MT. Martin Barré m’a influencé vers 1975, à un moment où j’en avais assez de peindre des objets : les écrans, les moteurs à explosion et toutes ces choses qui se trouvaient dans ma peinture depuis quelques années. Martin, à travers sa discrétion et même sa timidité, avait une autorité incroyable. C’est lui qui m’a poussé à sortir de la figuration. J’ai commencé à pratiquer une peinture presque abstraite, au tire-ligne. C’est un des rares moments de ma vie où j’ai essayé une peinture de nature quelque peu réflexive : je réfléchissais à ce que j’allais faire avant de travailler, plutôt qu’après, ce qui était très nouveau pour moi. Je me posais la question de savoir ce que c’est qu’une sinusoïde, une courbe, un cercle ou un carré posés sur un fond : comment cela s’organisait- il ? C’étaient évidemment là des questions constantes de l’histoire de la peinture.

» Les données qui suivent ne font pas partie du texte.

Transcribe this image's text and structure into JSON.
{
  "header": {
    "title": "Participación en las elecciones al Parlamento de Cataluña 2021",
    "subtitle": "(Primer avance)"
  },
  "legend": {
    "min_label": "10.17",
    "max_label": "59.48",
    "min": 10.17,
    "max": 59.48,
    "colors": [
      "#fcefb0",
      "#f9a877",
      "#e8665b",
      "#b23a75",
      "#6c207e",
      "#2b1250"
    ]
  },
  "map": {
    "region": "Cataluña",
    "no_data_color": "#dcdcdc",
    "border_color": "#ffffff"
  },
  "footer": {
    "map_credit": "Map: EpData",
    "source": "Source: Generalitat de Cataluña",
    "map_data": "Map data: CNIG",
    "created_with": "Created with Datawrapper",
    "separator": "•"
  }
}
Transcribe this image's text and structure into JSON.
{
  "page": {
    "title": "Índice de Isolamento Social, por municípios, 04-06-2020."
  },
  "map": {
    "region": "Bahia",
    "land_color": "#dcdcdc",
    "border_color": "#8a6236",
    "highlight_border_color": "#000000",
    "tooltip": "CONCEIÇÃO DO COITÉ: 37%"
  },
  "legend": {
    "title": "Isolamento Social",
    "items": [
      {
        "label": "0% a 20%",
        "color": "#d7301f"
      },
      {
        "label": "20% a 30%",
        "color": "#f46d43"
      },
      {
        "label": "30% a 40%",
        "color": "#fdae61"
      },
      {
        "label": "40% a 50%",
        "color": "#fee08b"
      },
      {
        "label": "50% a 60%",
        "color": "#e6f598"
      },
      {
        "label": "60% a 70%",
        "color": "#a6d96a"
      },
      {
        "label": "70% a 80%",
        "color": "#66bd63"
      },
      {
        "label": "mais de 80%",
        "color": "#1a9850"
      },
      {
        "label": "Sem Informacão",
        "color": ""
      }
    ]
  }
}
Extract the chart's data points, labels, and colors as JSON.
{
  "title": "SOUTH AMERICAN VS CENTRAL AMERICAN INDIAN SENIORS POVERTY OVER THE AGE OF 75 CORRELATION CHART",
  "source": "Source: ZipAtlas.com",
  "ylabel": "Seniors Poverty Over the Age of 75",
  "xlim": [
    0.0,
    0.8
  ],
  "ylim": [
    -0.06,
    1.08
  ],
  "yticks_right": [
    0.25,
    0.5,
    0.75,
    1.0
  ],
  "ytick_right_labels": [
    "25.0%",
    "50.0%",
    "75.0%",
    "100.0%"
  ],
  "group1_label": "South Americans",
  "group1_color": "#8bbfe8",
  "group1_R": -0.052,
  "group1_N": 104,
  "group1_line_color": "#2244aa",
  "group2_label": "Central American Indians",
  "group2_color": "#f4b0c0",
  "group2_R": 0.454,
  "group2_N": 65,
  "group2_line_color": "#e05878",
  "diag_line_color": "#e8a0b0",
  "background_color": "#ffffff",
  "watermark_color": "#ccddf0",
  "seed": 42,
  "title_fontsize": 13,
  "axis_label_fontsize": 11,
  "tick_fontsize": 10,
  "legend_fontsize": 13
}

JLC. C’est sans doute aussi le moment de ta carrière où tes tableaux ont laissé clairement apparaître le soin mis à les exécuter.
MT. Sans doute, mais déjà auparavant, les tableaux sur les thèmes mécaniques étaient très précis. C’est beaucoup plus tard que j’ai voulu sortir de cette technique marquée par la précision. En tout cas, Martin Barré est à l’origine d’une série en effet particulièrement rigoureuse que j’ai appelé Eléments. Elle a duré trois ou quatre années à partir de 1975. C’était une plongée, une incursion dans le rationnel alors que, comme je l’ai dit à propos des déclarations de Templon qui m’avaient énervé, je crois à la nécessité d’une certaine part d’irrationalité dans l’art. Je ne suis pas d’accord avec ceux qui ne le conçoivent que totalement rationnel.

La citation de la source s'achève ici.